Nuestro papa Francisco nos dice: “Es hermoso que las fronteras no representen barreras que separan, sino zonas de contacto”. Como buenos cristianos escuchamos estas palabras y nuestro bien pensar nos lleva al trabajo en las fronteras físicas con vallas de alambre, al diálogo interreligioso abierto, a la reflexión fe-cultura más razonada. Somos muy buenos echando balones fuera y algo peores para afrontar nuestras limitaciones hacia adentro.

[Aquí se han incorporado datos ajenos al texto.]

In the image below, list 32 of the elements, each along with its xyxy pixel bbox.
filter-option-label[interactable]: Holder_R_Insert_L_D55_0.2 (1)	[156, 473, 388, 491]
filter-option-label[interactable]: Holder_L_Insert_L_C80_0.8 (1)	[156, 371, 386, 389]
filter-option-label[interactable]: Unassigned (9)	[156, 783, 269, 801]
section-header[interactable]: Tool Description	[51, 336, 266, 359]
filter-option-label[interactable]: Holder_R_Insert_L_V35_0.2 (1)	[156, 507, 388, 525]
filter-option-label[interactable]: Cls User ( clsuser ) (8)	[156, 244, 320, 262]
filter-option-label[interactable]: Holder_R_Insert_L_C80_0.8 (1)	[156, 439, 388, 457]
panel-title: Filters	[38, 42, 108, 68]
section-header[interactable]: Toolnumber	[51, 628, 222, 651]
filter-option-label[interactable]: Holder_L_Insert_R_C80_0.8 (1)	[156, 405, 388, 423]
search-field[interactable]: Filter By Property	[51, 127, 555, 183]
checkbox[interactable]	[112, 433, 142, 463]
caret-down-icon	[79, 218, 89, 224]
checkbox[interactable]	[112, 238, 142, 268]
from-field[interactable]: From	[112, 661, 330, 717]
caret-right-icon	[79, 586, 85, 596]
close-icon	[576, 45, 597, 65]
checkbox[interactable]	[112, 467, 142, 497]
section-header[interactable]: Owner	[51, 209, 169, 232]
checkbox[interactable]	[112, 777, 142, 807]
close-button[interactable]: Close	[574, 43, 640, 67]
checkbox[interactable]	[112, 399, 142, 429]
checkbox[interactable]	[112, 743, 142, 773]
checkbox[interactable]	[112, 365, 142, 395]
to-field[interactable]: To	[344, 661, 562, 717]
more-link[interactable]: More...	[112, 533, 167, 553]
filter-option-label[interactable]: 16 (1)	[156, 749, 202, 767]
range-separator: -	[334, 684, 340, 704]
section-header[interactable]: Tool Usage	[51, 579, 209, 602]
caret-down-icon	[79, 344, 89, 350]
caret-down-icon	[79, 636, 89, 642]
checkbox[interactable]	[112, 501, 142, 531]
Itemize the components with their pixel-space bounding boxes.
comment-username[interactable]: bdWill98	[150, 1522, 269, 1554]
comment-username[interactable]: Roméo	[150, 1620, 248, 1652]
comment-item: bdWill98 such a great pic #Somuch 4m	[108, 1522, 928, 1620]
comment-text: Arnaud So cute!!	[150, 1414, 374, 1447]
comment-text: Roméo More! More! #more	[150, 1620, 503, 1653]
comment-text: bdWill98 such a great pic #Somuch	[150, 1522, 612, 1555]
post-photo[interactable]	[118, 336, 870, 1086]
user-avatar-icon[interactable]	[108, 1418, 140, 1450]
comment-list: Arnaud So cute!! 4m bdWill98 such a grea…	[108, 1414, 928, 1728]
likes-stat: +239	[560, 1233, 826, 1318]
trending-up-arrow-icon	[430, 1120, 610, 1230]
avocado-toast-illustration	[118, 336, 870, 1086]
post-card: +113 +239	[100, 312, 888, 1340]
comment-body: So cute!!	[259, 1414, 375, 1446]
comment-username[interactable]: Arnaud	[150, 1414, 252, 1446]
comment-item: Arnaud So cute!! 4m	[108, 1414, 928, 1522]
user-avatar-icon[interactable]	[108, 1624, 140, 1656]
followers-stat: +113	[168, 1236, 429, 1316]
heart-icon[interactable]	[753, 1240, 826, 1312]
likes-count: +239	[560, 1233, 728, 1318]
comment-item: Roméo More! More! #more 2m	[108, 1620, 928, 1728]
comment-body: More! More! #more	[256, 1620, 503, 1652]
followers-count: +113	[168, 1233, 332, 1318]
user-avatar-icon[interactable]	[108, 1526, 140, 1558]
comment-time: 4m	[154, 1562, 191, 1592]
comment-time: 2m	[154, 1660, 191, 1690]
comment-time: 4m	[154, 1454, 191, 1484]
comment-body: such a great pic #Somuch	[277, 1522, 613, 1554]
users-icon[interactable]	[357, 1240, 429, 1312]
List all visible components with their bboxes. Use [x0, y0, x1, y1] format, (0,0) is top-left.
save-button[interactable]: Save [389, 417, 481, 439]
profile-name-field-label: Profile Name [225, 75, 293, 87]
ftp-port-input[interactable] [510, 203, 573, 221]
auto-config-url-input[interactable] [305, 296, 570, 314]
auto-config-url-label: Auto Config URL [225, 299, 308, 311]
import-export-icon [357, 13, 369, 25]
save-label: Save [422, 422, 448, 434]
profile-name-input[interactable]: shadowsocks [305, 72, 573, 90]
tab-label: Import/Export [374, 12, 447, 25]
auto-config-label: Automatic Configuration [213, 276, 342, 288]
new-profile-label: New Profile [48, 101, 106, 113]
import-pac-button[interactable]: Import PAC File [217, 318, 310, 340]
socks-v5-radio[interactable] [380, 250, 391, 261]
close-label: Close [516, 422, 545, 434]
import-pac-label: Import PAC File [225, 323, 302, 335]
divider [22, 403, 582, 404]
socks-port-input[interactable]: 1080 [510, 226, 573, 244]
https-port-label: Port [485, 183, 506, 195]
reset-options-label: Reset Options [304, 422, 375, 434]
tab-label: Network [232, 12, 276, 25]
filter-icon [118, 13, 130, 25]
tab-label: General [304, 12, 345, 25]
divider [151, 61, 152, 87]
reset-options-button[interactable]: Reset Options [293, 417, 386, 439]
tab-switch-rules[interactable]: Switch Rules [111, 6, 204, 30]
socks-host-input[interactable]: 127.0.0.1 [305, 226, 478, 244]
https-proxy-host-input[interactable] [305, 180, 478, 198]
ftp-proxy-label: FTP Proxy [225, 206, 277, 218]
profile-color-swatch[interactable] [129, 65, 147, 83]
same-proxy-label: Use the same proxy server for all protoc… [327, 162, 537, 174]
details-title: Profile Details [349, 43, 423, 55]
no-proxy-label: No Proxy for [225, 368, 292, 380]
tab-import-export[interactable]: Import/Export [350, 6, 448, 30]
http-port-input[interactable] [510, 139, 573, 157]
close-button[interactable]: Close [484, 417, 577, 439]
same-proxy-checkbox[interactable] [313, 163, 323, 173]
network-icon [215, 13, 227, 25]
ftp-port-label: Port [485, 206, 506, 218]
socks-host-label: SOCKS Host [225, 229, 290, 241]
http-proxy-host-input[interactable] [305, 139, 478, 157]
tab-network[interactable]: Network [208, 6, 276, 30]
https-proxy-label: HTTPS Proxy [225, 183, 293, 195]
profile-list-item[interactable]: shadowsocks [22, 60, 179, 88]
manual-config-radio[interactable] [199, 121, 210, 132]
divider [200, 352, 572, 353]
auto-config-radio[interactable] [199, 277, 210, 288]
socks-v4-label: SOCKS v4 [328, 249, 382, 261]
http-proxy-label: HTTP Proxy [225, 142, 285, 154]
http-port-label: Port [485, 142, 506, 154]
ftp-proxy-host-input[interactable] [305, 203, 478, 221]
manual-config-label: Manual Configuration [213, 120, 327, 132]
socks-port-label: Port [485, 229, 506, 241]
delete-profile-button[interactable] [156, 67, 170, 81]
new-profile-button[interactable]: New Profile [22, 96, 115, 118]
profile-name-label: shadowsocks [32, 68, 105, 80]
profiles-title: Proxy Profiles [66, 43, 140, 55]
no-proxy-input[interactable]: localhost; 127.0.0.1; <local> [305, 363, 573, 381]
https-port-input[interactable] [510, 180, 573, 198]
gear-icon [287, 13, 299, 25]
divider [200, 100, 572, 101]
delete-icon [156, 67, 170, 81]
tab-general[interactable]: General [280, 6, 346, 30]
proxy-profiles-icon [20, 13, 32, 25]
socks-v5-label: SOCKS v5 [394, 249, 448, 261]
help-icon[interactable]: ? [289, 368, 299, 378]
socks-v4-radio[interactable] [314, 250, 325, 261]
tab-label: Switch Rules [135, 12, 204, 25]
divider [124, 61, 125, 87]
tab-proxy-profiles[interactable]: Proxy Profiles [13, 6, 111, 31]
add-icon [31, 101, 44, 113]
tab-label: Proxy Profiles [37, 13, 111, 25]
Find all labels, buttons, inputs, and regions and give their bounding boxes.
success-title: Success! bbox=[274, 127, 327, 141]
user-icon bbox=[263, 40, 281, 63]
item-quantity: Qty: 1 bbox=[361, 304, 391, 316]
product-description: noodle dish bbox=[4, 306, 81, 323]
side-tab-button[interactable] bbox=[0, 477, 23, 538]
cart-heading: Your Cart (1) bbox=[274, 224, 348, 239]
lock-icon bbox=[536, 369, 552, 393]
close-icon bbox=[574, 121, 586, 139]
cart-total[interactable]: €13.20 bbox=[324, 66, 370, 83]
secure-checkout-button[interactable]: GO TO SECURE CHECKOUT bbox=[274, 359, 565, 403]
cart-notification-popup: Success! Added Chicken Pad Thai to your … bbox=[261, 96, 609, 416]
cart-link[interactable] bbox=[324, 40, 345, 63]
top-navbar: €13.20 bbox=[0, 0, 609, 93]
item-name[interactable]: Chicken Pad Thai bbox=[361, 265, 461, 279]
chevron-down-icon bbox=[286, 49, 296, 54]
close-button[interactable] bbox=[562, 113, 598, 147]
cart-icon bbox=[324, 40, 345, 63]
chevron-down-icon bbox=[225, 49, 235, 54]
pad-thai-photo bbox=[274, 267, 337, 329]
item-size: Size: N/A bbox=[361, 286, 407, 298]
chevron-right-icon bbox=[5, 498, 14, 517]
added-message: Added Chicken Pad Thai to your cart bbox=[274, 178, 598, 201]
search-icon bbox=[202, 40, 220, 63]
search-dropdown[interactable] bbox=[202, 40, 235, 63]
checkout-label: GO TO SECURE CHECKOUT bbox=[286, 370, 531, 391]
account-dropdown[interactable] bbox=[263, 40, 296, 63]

Hablo de las fronteras de división, y no de contacto, que nos colocamos dentro de nuestra Iglesia. Tenemos multitud de movimientos, una diversidad enorme de vivir una misma fe. Una verdadera riqueza fruto del Espíritu que une a un monje cartujo de silencio solitario y a una familia entregada al servicio más radical en una barriada de periferia. Puede ser normal que alguien ajeno a la Iglesia piense que estos dos ejemplos no son fruto de una la misma fe. Lo triste es que esto mismo pensemos dentro de la iglesia.
Cuando consideramos que nuestra manera de vivir la fe, -la mía, la de los nuestros, la de mi cultura es la buena colocamos una frontera no de encuentro y enriquecimiento sino de división eclesial. Nos convertimos fácilmente en los fariseos del siglo XXI apuntándonos unos a otros con el dedo índice diciendo “tú estás equivocado”. Quedarme en mi tierra, mi cultura, mi entorno inmediato de fe, mi espiritualidad es reducirme de tal manera que produzco sufrimiento allá por dónde paso.
En 1 Corintios 12,4 leemos “Los dones que recibimos son diversos, pero el que los concede es un mismo espíritu. Hay diversas maneras de servir, pero todas son encargo de un mismo Señor.”
Cuantas veces hemos oído (o hemos dicho, o pensado) “Si este celebra la misa yo no voy”, “depende quién dé los ejercicios iré”, “este no es de mi cuerda y paso de participar.” Cuando superamos esta frontera eclesial sí o sí crecemos. Decía un hombre sabio que si vas para oír lo que esperas oír nunca escucharás nada nuevo.
Quizá sea una paradoja, pero la diversidad siempre, siempre, siempre une. Necesitamos a otros como las nubes necesitan a los charcos para reconocerse, para saber unirse, para crecer.